In the past couple of days I'm quite busy with Perl processing of binary files woes. You can read all about it here and here. In short, though, I need to treat a binary file (or any file for that matter - the notion of "binary file" confuses many people) as a stream of bits. My smallest quanta of information is bits, not bytes - i.e. interesting data may transcend the limits of bytes.

It is clear to me that on the top level, I want to work with strings of "1"s and "0"s, and to use Perl's strengths on them - regexes, string-processing and such. What wasn't clear to me is how I was going to get this nice representation from a rudimentary file.

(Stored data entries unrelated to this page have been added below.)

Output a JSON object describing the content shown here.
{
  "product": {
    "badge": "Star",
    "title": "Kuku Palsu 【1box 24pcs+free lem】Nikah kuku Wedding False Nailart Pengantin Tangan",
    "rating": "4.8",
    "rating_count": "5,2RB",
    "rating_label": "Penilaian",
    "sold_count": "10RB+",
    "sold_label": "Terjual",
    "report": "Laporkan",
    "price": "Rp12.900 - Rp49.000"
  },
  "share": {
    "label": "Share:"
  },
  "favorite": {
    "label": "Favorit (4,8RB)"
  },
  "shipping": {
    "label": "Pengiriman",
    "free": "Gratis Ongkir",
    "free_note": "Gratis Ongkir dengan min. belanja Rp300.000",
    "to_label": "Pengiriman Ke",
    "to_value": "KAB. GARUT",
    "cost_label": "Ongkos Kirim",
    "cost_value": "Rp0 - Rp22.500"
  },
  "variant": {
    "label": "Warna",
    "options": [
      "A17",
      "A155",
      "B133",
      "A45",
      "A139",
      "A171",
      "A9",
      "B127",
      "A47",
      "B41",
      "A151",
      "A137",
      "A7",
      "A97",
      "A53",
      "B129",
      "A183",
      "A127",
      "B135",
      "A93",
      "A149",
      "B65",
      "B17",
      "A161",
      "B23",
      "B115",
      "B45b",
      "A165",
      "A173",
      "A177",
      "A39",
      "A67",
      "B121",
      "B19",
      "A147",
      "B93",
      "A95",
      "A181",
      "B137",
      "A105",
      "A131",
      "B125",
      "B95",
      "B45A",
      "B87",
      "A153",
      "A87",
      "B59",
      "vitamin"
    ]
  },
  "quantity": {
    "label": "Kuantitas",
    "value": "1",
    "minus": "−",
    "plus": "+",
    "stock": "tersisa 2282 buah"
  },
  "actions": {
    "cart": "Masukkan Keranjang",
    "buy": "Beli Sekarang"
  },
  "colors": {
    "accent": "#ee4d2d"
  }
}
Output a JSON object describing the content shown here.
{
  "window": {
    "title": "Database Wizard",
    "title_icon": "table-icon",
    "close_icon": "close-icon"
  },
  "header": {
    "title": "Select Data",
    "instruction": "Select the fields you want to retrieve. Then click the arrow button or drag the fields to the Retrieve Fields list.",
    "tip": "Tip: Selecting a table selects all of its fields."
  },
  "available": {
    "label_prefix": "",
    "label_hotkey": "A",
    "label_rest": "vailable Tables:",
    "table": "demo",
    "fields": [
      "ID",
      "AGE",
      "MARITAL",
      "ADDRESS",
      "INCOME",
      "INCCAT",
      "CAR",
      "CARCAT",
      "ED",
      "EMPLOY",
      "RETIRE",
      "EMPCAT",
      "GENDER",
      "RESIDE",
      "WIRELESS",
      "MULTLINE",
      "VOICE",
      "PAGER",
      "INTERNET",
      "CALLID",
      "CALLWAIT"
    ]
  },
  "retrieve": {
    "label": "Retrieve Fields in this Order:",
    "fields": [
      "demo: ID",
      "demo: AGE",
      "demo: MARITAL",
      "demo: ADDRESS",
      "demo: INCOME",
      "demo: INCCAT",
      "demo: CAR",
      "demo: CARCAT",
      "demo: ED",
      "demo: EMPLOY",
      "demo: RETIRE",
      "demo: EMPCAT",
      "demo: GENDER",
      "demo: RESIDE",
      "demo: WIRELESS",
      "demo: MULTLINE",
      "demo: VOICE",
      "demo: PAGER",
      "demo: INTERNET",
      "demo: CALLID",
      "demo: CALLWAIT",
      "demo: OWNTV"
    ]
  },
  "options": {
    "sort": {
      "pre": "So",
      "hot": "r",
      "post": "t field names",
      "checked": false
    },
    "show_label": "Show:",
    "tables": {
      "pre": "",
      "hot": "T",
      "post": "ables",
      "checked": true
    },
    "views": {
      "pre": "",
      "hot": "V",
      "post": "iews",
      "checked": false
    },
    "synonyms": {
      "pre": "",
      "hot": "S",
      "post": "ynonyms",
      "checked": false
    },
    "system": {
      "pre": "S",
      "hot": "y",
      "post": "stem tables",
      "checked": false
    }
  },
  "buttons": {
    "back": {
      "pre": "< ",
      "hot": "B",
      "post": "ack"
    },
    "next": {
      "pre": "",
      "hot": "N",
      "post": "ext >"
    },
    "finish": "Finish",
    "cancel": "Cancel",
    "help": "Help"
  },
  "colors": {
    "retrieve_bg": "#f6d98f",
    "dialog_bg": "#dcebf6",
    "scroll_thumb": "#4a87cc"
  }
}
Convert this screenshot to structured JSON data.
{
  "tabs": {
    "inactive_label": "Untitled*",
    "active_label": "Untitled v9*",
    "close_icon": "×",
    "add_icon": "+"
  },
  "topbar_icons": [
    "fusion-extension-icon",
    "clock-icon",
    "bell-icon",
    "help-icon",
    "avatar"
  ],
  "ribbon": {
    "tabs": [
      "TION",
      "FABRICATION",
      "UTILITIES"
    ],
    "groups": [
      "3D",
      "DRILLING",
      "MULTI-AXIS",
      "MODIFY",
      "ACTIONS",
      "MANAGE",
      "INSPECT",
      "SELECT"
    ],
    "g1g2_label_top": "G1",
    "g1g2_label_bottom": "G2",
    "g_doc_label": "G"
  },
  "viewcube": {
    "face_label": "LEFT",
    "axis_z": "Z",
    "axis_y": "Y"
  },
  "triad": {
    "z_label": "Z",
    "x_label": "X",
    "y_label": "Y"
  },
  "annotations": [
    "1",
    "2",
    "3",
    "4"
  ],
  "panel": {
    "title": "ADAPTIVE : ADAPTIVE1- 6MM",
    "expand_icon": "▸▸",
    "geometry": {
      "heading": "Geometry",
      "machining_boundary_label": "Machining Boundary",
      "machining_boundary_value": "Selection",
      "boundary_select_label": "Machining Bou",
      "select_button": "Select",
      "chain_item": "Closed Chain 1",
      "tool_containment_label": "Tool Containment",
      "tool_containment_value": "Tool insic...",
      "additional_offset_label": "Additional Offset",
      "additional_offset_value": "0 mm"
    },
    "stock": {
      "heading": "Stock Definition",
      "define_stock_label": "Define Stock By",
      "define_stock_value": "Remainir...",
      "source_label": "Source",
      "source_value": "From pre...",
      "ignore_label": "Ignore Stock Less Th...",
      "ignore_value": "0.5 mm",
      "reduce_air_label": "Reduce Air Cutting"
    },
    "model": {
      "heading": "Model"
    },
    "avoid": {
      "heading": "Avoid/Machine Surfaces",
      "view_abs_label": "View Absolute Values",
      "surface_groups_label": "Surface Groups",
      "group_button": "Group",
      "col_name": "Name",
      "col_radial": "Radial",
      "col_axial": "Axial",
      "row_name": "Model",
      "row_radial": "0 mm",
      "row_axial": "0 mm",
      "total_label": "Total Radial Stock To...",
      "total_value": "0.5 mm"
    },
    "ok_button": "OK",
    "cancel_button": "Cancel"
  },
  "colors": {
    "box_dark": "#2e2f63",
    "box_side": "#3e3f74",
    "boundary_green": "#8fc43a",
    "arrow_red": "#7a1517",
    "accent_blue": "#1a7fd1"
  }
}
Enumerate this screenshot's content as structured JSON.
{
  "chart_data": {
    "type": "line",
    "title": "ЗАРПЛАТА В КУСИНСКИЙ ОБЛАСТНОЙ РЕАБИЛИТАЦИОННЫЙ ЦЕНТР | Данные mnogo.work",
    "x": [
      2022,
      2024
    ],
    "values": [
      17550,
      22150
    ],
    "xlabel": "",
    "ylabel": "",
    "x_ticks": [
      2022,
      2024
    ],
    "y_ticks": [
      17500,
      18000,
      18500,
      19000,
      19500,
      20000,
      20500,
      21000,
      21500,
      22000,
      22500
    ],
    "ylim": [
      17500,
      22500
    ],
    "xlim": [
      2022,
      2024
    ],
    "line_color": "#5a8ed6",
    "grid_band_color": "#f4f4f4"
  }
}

A short intermission: I'm not a great fan of OOP, in the sense that it's not a panacea, but rather a YADM (Yet Another Design Methodology). That's because I think it's too hyped. I don't believe thinking of everything as objects. I believe in "the right tool for the job". Where OO seems fit, it can be a great and clean solution. Where it doesn't fit, enforcing it on a design will only make it messy and unnatural.

So I started coding. A function would open the file, unpack() it to "00111100...."s and happily use it. But I quickly understood that this reading and unpacking should be abstracted away in another function. I also understood that what I really need is a "stream" abstraction - just ask for N bits, get them and work on them, ask for the next M bits, et cetera. But this clearly starts to separate into two tasks: opening the file, giving away bits. So I tried two subs with shared static data. Frankly, Perl sucks static-variable-wise. They're not directly supported, and must be hacked-over with my() in a BEGIN block. It didn't feel right.

This brought me to consider a package. Vars static to packages are supported nicely, and Perl is very good with packages, so why not... So, I happily tucked the code into a package, and just called BitStream::create($filename) and BitStream::get_bits(128).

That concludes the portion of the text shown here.